Key things to remember about nonmaleficence

  • Nonmaleficence is the APA ethical principle requiring psychologists to avoid causing harm to clients in clinical or therapeutic settings.

  • It's one of four ethical principles in the CED for Topic 5.5, along with fidelity, integrity, and respect for people's rights and dignity.

  • On the exam, a scenario where a therapist ignores client distress or continues a damaging treatment signals a nonmaleficence violation.

  • Nonmaleficence differs from beneficence: avoiding harm is not the same as actively doing good.

  • Historical treatments like the lobotomy are the classic AP examples of what violating nonmaleficence looks like.

  • The principle helps explain the modern emphasis on evidence-based interventions, since untested treatments carry a higher risk of harming clients.

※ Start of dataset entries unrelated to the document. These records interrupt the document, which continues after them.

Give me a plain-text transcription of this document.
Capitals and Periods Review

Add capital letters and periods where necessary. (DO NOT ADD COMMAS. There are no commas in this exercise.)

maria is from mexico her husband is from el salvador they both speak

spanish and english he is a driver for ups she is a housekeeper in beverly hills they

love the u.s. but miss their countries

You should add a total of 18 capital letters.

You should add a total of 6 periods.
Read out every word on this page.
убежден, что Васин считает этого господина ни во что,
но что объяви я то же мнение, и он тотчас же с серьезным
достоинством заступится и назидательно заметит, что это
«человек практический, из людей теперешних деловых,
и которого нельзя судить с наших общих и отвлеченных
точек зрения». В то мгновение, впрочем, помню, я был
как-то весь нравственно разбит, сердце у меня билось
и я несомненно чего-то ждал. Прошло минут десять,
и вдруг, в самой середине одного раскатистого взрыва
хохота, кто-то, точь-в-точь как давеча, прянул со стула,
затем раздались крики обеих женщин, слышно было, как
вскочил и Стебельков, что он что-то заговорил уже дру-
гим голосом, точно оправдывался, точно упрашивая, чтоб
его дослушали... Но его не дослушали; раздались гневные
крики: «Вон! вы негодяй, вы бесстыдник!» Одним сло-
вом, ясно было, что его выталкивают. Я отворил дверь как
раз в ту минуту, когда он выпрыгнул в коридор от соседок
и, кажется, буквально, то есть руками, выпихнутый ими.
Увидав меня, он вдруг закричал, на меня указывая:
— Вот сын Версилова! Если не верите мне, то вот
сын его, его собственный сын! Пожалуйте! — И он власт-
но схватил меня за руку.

Frequently asked questions about nonmaleficence

What is nonmaleficence in AP Psychology?

Nonmaleficence is the APA ethical principle that psychologists must avoid causing harm to clients during treatment. It's covered in Topic 5.5 of Unit 5, alongside fidelity, integrity, and respect for people's rights and dignity.

What's the difference between nonmaleficence and beneficence?

Beneficence means actively benefiting the client; nonmaleficence means avoiding harm. The AP exam tests nonmaleficence specifically, so look for scenarios where a client is hurt or their distress is ignored.

Is nonmaleficence the same as informed consent?

No. Informed consent is about telling clients or participants what they're agreeing to, which falls under respecting rights and autonomy. Nonmaleficence is specifically about preventing harm. A therapist could obtain consent and still violate nonmaleficence by continuing a harmful treatment.

What's an example of violating nonmaleficence?

Continuing exposure therapy after a client reports severe emotional distress and asks to stop is a textbook violation. Historically, the lobotomy, which caused permanent brain damage, is the course's biggest example of treatment that harmed patients.

Is nonmaleficence on the AP Psych exam?

Yes. Learning objective 5.5.B requires you to describe the APA's ethical principles in treatment, and nonmaleficence is named directly in the essential knowledge. It usually appears in scenario-based multiple-choice questions asking which principle was violated.